Teaching, however, has hardly drained Campbell of his energy. As he sits in his office in Hinman’s Rockefeller Center, rocking his knee up and and down in a steady staccato, it's clear that Campbell never tires.
As the chair of the Department of Public Administration in the College of Community and Public Affairs, Campbell is a civic engagement titan, integral to the growth and continuity of Binghamton University’s presence in the life of Binghamton’s residents, and this isn’t the first place he’s been able to make a difference. Professor Campbell has worked with non-profits in New York City, Cleveland, Boston, whose focus was on the welfare of low income individuals.
Campbell also worked as an adjunct faculty member at Columbia University in their Master's in Public Administration program from 1999 to 2005, but was willing to make the move to the Central Tier if opportunities, both personal and professional, presented themselves.
“I liked Ithaca very much...” said Campbell, “...New York felt really bad after 9/11, and the few months after I really thought hard about moving.”

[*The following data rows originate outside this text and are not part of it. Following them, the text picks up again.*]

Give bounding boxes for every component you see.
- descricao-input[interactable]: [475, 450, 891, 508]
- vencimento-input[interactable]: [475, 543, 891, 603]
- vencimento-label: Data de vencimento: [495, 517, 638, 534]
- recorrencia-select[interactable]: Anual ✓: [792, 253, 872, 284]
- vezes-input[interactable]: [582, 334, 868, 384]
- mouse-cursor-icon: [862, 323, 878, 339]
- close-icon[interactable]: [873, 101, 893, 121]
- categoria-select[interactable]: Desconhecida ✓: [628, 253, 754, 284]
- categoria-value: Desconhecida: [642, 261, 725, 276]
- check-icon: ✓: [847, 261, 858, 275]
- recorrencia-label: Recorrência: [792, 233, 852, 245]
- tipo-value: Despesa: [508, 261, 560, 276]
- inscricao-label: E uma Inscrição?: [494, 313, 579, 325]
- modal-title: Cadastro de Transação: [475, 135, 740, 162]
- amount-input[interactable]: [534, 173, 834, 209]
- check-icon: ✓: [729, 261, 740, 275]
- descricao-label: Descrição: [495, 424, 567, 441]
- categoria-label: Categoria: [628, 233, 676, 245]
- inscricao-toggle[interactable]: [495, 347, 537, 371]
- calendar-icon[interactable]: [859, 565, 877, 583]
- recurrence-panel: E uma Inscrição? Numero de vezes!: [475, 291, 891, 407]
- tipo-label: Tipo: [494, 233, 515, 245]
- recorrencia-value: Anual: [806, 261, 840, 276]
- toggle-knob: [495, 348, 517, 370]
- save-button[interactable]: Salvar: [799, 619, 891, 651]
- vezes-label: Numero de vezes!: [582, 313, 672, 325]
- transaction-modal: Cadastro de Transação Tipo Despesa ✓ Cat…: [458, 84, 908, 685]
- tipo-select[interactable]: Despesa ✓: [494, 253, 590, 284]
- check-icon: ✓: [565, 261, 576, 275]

Although it took a few years from thought to fruition, Campbell eventually joined Binghamton University in 2006. At the time, Binghamton was opening it’s Downtown Center and looking to employ experienced faculty; Campbell was looking for a career pivot.
|@16WashingtonSt: Binghamton UDC|
“Those of us in public service are always asking the question ‘What’s the best way you can make a difference’ and I wondered if the work I was doing in the non-profit sector took the best advantage of my strengths. And while I loved the non-profit work I also felt I didn’t have proper thinking time. I thought if I were in a university I could also do research that allowed me to spend time thinking about things. And I found that I loved teaching.”
Still, Campbell took some detours on his way to academia.
“I knew when I was in college what my core values were. I knew that I cared about making a difference. I knew that it was important for me to be able to say that at the end of my life, I had contributed to making the world a better place particularly for those who had less than I. But it was rarely clear to me what the best way to do that was.”
Upon graduating with a degree in Philosophy, he took a job with a middling New York congressman and stayed for 3 years. Then he got his masters from Yale...in divinity. But somehow for the Campbells, all roads lead back to teaching. Campbell’s father and four brothers are all teachers and while it may have taken longer than anticipated, he fell into the family practice as well.
A few of the courses he teaches for Undergraduates, ‘Foundations and Civic Engagement’ and ‘Philanthropy and Civil Societies’, contain an integral social media component, something unique to classes taught here at Binghamton. Tweets from his students can be found by searching #BUtweeters. In his Philanthropy and Civil Societies course, students also have the opportunity to give away real money to real local causes, with the amount of the donation dependent on the amount they raise. The amount is then matched by the Dean and by Campbell as well. Where does the money eventually go?
“Last year our class bought a goat.”
The vision of having a campus community fully aware of their civic engagement duties is far from accomplished, but through his work in both the non-profit and academic spheres, Professor Campbell is certainly committed to seeing the vision through.